UNM to alter email addresses for many - Albuquerque Journal

UNM to alter email addresses for many

Copyright © 2016 Albuquerque Journal

Thousands of University of New Mexico employees and students will soon get new email addresses as part of UNM President Bob Frank’s plan to more closely align all entities on campus.

But not everyone is happy with the change.

BOB FRANK
BOB FRANK

More than 50 UNM Health Sciences Center employees are asking the university to rethink its decision to strike the word “health,” or more accurately, the Spanish translation “salud,” from health care employees’ emails.

They contend the change will cause confusion and is another sign of UNM arbitrarily making changes that involve HSC without seeking feedback.

Currently, the main campus uses the email format “name@unm.edu” while HSC employees and students use the format “name@salud.unm.edu.” Other UNM programs, such as the UNM Law School, also have domains that differentiate them. Frank wants all to adopt the “name@unm.edu” format.

“This is critical from a branding and marketing perspective and how we represent the university to the broader community, that we identify ourselves as one university with a single email domain,” Kevin Stevenson, a strategic planner in the office of the president, told the Journal on Monday afternoon.

Leo Romero, former dean of the law school and an emeritus professor of law, said most of the law school employees wanted to retain their current email addresses, which follow the template “name@law.unm.edu.”

“If it works now, why change it?” Romero asked.

Among those who signed a May 20 letter to the UNM administration from HSC employees were high-ranking administrators and faculty such as Cheryl Willman, head of the UNM Cancer Center, and Lee Brown, the faculty senate health sciences center council chair. The letter argued that changing the email system would cause problems.

“Our colleagues around the world know us by that email, our patients email us at the ‘salud.unm.edu‘ address and it is frequently the user name for many professional websites and accounts,” the letter says. “The email address has ALWAYS included unm.edu but the domain ‘Salud’ flags us as a member of the Health Sciences Center and not one of the 40+ other programs at UNM.”

Dr. Corey Ford, a senior associate dean for research with the school of medicine, forwarded the letter from the HSC employees to the Journal .

He said in an interview that he understands that the university wants to present a unified image, but he believes there are other ways to do it without changing the email system.

“The feeling here from the people at the Health Sciences Center is that they don’t want to do this,” Ford said. “They haven’t been communicated with. The reasons for it and the value in it are murky at best, mysterious at the least. I think people would be happy to leave this alone and find other ways to advance our institution.”

Earlier this year, the UNM Board of Regents outraged many at the HSC and others in the community when it voted – with little notice – to overhaul the governing structure of the HSC, changing the makeup of its governing board to become a committee of the regents.

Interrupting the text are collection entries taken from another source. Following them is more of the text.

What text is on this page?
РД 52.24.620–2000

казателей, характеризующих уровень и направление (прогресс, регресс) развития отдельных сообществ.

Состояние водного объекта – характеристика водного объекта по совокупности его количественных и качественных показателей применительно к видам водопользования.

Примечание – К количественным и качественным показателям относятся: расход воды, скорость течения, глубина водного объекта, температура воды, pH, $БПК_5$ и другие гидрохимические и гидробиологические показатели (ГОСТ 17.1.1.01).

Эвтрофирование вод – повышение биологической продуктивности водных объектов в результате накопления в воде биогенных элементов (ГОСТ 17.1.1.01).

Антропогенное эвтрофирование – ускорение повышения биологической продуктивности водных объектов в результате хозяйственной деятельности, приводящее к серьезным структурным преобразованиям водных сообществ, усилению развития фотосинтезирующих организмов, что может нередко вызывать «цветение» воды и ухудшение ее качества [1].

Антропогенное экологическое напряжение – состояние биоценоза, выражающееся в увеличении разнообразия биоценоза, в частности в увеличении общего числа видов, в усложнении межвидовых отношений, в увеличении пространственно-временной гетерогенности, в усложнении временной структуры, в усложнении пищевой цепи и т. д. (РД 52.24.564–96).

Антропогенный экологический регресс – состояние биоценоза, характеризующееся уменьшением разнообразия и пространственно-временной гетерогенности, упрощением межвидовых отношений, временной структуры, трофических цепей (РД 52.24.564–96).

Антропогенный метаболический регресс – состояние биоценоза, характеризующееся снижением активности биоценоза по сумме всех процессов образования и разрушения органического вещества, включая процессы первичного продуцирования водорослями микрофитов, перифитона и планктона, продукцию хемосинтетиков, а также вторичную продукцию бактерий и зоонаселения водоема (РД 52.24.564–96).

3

The letter also points out that many prestigious university-affiliated hospitals around the nation have specialized emails similar to UNM’s current system, such as Harvard University or the University of Rochester.

Stevenson said the transfer doesn’t call for changing the overall email system, but rather transforms “salud.unm.edu” addresses to “unm.edu” addresses.

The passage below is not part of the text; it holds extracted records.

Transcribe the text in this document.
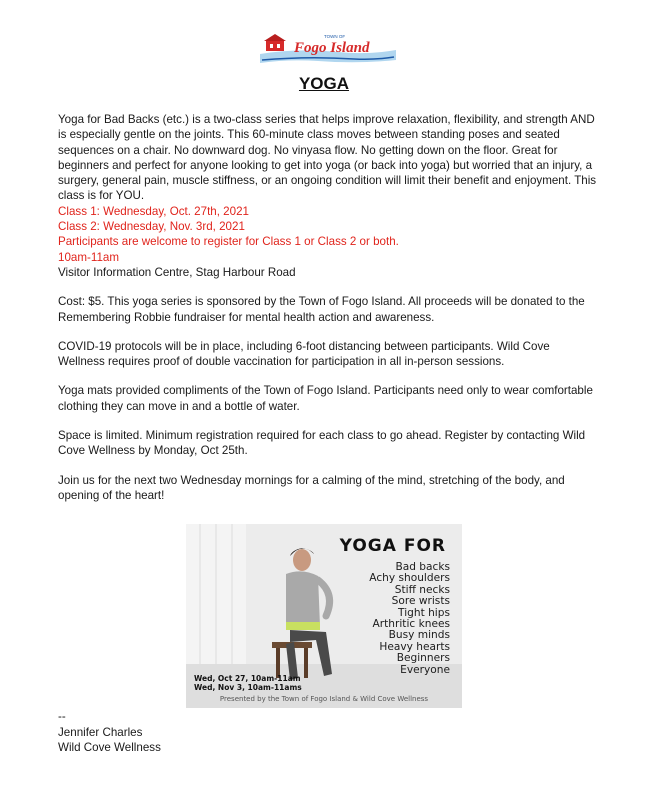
TOWN OF
Fogo Island
YOGA

Yoga for Bad Backs (etc.) is a two-class series that helps improve relaxation, flexibility, and strength AND is especially gentle on the joints. This 60-minute class moves between standing poses and seated sequences on a chair. No downward dog. No vinyasa flow. No getting down on the floor. Great for beginners and perfect for anyone looking to get into yoga (or back into yoga) but worried that an injury, a surgery, general pain, muscle stiffness, or an ongoing condition will limit their benefit and enjoyment. This class is for YOU.

Class 1: Wednesday, Oct. 27th, 2021

Class 2: Wednesday, Nov. 3rd, 2021

Participants are welcome to register for Class 1 or Class 2 or both.

10am-11am

Visitor Information Centre, Stag Harbour Road

Cost: $5. This yoga series is sponsored by the Town of Fogo Island. All proceeds will be donated to the Remembering Robbie fundraiser for mental health action and awareness.

COVID-19 protocols will be in place, including 6-foot distancing between participants. Wild Cove Wellness requires proof of double vaccination for participation in all in-person sessions.

Yoga mats provided compliments of the Town of Fogo Island. Participants need only to wear comfortable clothing they can move in and a bottle of water.

Space is limited. Minimum registration required for each class to go ahead. Register by contacting Wild Cove Wellness by Monday, Oct 25th.

Join us for the next two Wednesday mornings for a calming of the mind, stretching of the body, and opening of the heart!

YOGA FOR
Bad backs
Achy shoulders
Stiff necks
Sore wrists
Tight hips
Arthritic knees
Busy minds
Heavy hearts
Beginners
Everyone
Wed, Oct 27, 10am-11am
Wed, Nov 3, 10am-11ams
Presented by the Town of Fogo Island & Wild Cove Wellness
--
Jennifer Charles
Wild Cove Wellness
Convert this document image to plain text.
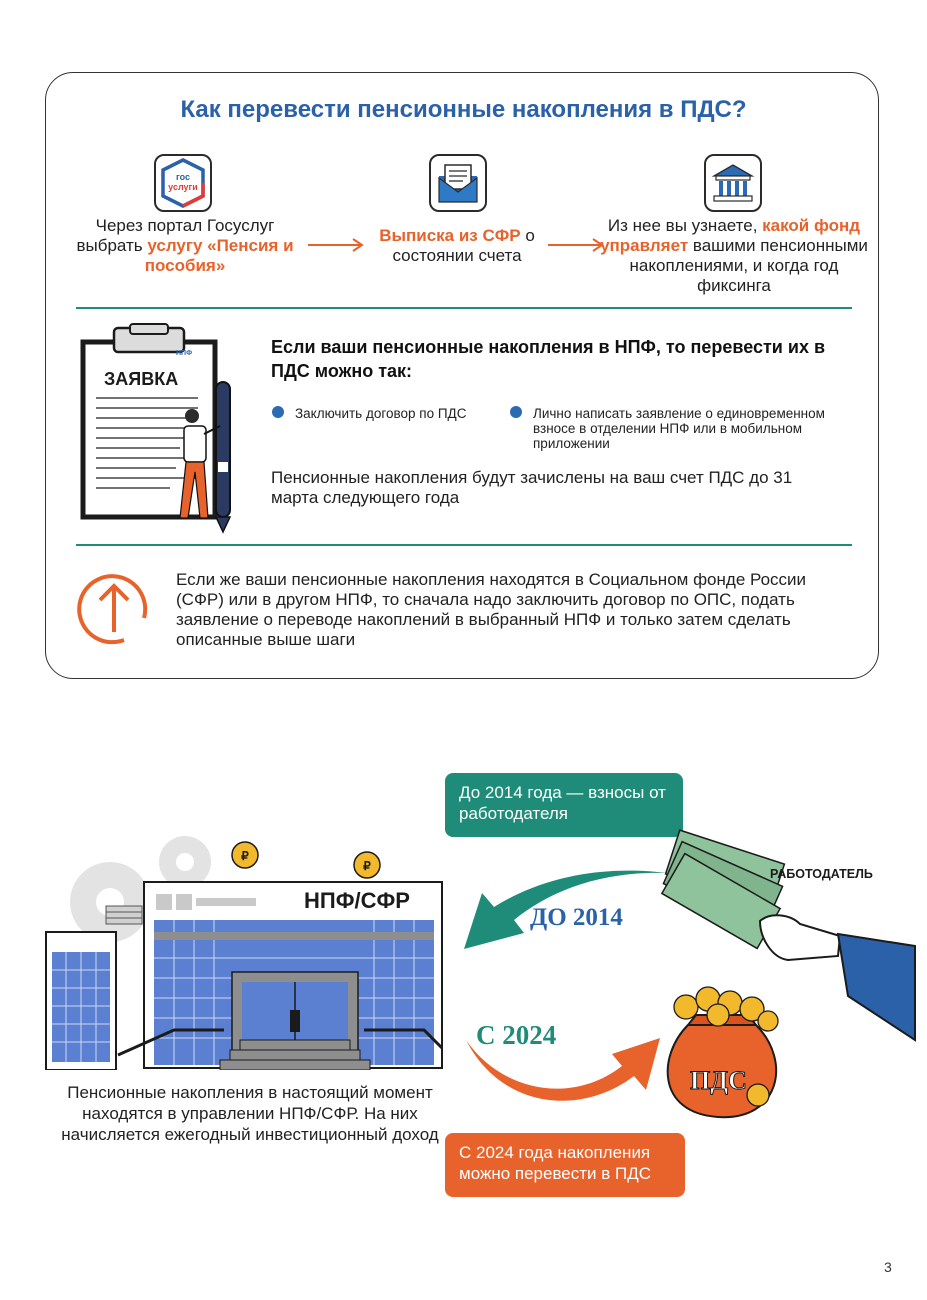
Как перевести пенсионные накопления в ПДС?
гос
услуги
Через портал Госуслуг выбрать услугу «Пенсия и пособия»
Выписка из СФР о состоянии счета
Из нее вы узнаете, какой фонд управляет вашими пенсионными накоплениями, и когда год фиксинга
ЗАЯВКА
НПФ	Если ваши пенсионные накопления в НПФ, то перевести их в ПДС можно так:
Заключить договор по ПДС	Лично написать заявление о единовременном взносе в отделении НПФ или в мобильном приложении
Пенсионные накопления будут зачислены на ваш счет ПДС до 31 марта следующего года
Если же ваши пенсионные накопления находятся в Социальном фонде России (СФР) или в другом НПФ, то сначала надо заключить договор по ОПС, подать заявление о переводе накоплений в выбранный НПФ и только затем сделать описанные выше шаги
₽
₽
НПФ/СФР
Пенсионные накопления в настоящий момент находятся в управлении НПФ/СФР. На них начисляется ежегодный инвестиционный доход
До 2014 года — взносы от работодателя
ДО 2014
С 2024
РАБОТОДАТЕЛЬ
ПДС
С 2024 года накопления можно перевести в ПДС
3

“After this transition, emails sent to the previous @salud address will forward automatically to the new @unm address, to ensure there is no risk of lost mail,” Stevenson said.

Ford also wrote a letter to the Journal stressing the concern raised by his colleagues. In the letter, he said the change could cost up to $200,000, based on his estimate of how many full-time employee hours it would take to get it done.

Stevenson said the project would be taken care of in-house, and that the president’s office doesn’t “anticipate any cost aside from the time spent by existing staff members.”

Ford said in an interview that he believes the email changes will cause confusion. For example, an email may come into a “salud” address but go out as a “unm” address, which could confuse both the sender and recipient.

Also among their concerns, HSC employees say they fear losing a part of their culture and possibly confidentiality.

“We are being asked to lose part of our identity as the UNM Health Sciences Center for a goal that seems vague at best and not communicated well,” the letter said.

The email flap comes less than two months after the regents disbanded the former, seven-member HSC governing board, which consisted of five regents and two community members, and replaced it with a committee made up of three regents.

The Board of Regents also approved numerous policy changes that bring the head of the HSC, chancellor Paul Roth, more clearly under the authority of Frank.

In the April memo announcing Frank’s plan to align the main campus and the HSC, he included email systems in the list of programs to consider consolidating. That list also includes the university counsel and the communications departments.

Frank said these changes could improve how the university operates.

“There will be no one-size-fits-all solutions. We will find some opportunities where consolidation is the best approach and others where more integration or better coordination is most appropriate,” Frank wrote in the letter.

Frank’s plan calls for the new email addresses to be mostly in place by the end of June.